Tofino is not known as the jewel of the west coast for nothing. It is a small surfing town on Vancouver Island that boasts a spectacular wild shoreline.
This was one of the locations selected for the two weeks that my boyfriend Andy was visiting from England.
Getting there was an adventure in itself and involved an hour-and-a-half ferry from Vancouver to Nanaimo, followed by a four-hour ride on the Tofino Bus.
Our bus driver was an energetic character who declared himself to the passengers as “Sir John, knight of the road and lord of the luggage bin.”
As we passed Port Alberni and began heading west, we were warned about what to expect on the road ahead.
“If somebody offers you some soup, say no,” said Sir John, as the bus stopped for people to grab some quick lunch, before the last leg of the journey.
“After here the ride gets a lot more rocky.”
He was not exaggerating. It was not long before the bus was gyrating side to side as it quickly shot around sharp bends. Rugged rainforest climbed steeply on both sides and was broken up every now and then by stunning views of Kennedy Lake – a vast expanse of shimmering water that is the largest lake on Vancouver Island.
“If you’re one of those nervous types and feel queasy, close your eyes, take a deep breath and imagine you’re on a nice boat bobbing up and down. That’s what I’m going to do,” jested Sir John.
The bus halted to a stop for half an hour unexpectedly as the road was temporarily closed up ahead for some kind of maintenance work.
“We’re on Tofino time now,” he added.
Arriving at our destination in the afternoon, the sun was shining and we made our way to a restaurant, Schooner, to sample some of the local seafood, accompanied by cocktails.
Later on, the view from our hostel, The Whaler’s Guesthouse, was breathtaking when the burning sunset coloured the clear sky and reflected on the calm water as everything else was blackened.
I was glad to have captured this clear night as the following evenings were clouded with mist and rain.
The next day, the weather was dreary as we set off on a whale watching tour with Ocean Outfitters – Tofino’s top charter company. I will be writing a full article on this soon. But in summary for now, it was a fantastic trip that involved sightings of humpbacks, orcas and sea lions. Unfortunately it was much choppier than I had anticipated and I was terribly seasick.
Everybody seemed to be enjoying it though as the sightings, that are not always 100 per cent guaranteed, were plentiful.
Tofino is a great place for whale watching.
Later in the afternoon we took a short hike through the rainforest to Tonquin Beach. As we made our way through the trees, a moody scene awaited us as the beach finally appeared.
It was simply stunning and practically empty, aside from a few people that quickly dispersed as the rain became heavier.
However, there was a man who happily continued with his solitary beach yoga session…

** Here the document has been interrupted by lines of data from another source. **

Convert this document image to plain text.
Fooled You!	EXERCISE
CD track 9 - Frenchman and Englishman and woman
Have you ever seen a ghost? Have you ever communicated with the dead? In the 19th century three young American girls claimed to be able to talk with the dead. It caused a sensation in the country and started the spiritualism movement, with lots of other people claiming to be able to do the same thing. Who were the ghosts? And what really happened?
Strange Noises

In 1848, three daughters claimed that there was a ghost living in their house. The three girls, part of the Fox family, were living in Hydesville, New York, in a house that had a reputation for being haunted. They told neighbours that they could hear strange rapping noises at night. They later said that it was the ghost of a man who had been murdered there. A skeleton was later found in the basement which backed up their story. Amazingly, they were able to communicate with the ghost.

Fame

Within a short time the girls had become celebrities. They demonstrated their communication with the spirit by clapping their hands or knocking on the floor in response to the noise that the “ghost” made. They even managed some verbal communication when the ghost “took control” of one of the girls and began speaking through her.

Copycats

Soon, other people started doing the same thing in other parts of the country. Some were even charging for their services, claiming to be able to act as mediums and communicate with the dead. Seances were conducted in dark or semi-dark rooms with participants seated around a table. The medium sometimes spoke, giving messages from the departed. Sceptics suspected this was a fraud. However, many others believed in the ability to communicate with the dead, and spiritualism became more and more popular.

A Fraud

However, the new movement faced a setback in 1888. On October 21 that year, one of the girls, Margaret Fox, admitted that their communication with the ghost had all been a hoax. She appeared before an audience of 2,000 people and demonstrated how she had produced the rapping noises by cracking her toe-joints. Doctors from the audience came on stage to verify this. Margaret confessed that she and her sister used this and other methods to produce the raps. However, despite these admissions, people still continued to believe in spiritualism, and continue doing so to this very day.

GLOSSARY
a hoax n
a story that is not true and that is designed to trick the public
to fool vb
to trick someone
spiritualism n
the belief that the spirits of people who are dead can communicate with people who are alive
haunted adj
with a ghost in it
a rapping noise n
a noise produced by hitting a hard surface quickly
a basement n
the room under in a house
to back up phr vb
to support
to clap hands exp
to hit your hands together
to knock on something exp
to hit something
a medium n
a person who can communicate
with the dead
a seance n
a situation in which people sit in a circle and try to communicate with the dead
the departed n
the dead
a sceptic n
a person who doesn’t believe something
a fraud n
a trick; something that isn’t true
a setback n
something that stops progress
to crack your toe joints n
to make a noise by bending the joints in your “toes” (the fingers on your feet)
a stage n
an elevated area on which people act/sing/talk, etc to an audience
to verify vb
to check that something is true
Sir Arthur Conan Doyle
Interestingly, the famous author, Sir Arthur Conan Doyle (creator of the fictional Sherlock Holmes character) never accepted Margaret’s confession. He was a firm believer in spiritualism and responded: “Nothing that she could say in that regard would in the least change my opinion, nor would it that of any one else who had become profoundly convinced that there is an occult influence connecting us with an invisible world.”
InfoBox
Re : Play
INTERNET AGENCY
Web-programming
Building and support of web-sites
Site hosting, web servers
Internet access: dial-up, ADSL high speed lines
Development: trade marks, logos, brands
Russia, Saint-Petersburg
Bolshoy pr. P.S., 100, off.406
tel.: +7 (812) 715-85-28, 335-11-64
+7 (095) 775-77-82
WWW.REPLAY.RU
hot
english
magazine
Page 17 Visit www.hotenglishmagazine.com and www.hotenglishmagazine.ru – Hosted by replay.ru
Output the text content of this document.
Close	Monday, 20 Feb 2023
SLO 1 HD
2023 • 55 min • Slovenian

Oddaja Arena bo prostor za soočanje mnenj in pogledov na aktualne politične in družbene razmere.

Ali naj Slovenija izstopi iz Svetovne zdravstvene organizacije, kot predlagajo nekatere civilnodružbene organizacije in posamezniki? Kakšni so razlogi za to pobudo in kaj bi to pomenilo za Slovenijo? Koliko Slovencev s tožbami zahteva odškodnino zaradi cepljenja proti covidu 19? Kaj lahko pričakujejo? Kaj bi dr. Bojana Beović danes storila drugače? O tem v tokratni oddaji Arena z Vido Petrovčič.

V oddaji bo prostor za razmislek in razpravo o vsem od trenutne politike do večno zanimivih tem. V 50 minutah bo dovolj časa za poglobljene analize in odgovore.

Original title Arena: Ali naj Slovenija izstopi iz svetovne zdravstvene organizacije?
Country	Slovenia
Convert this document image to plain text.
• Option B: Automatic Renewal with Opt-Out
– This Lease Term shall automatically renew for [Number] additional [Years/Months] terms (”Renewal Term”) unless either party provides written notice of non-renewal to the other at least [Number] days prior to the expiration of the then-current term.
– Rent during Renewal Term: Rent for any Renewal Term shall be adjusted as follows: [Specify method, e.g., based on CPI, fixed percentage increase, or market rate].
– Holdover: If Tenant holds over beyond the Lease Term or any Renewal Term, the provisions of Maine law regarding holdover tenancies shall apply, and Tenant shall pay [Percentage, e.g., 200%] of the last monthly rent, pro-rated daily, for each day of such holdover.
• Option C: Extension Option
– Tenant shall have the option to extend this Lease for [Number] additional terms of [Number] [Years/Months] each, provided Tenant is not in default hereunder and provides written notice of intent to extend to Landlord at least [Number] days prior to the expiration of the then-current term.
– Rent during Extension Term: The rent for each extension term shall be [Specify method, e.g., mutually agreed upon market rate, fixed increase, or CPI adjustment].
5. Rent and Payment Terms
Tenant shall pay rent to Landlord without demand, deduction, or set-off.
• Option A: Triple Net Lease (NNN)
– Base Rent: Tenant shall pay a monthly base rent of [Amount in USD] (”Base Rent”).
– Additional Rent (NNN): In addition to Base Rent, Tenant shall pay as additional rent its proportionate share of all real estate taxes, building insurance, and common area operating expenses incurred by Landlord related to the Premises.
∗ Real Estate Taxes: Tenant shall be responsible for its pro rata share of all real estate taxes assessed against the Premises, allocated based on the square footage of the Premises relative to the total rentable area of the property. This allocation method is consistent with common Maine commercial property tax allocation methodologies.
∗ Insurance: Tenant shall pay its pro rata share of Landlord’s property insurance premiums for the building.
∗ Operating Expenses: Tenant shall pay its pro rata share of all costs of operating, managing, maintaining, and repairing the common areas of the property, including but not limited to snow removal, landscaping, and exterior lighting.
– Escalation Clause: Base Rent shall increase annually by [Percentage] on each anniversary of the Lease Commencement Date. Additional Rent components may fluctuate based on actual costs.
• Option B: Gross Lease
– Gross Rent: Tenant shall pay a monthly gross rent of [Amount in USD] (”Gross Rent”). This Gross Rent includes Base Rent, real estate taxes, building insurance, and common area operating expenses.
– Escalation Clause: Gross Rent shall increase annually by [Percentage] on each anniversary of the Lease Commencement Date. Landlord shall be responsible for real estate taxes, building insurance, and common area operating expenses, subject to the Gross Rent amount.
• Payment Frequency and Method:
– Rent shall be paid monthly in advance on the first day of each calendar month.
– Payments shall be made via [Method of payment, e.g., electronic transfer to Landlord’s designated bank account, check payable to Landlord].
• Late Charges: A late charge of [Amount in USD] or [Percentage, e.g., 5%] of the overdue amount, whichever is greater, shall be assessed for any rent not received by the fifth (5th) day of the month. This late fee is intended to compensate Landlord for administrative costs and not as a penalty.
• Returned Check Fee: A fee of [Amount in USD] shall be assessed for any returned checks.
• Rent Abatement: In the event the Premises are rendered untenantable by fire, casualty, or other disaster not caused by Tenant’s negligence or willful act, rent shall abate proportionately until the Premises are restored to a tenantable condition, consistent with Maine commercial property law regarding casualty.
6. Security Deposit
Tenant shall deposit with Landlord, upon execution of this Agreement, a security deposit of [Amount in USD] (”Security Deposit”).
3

And of course, the area is brimming with surfers that are attracted here in droves to take advantage of the impressive waves that roll in at numerous points along the coast.
On our third and final day in Tofino, we took a hike along some of the popular surfing beaches – North Chesterman, South Chesterman and Cox Bay.
Somebody had advised us to have a drink at the Long Beach Lodge in order to enjoy views over the surf at Cox Bay.
So this is exactly what we did.
After our day of hiking, we had worked up an appetite and headed for Big Daddy’s Fish Fry – known as the best place to get fish and chips in Tofino. Mmmmm, delicious!
Have you ever visited Tofino? How was your experience?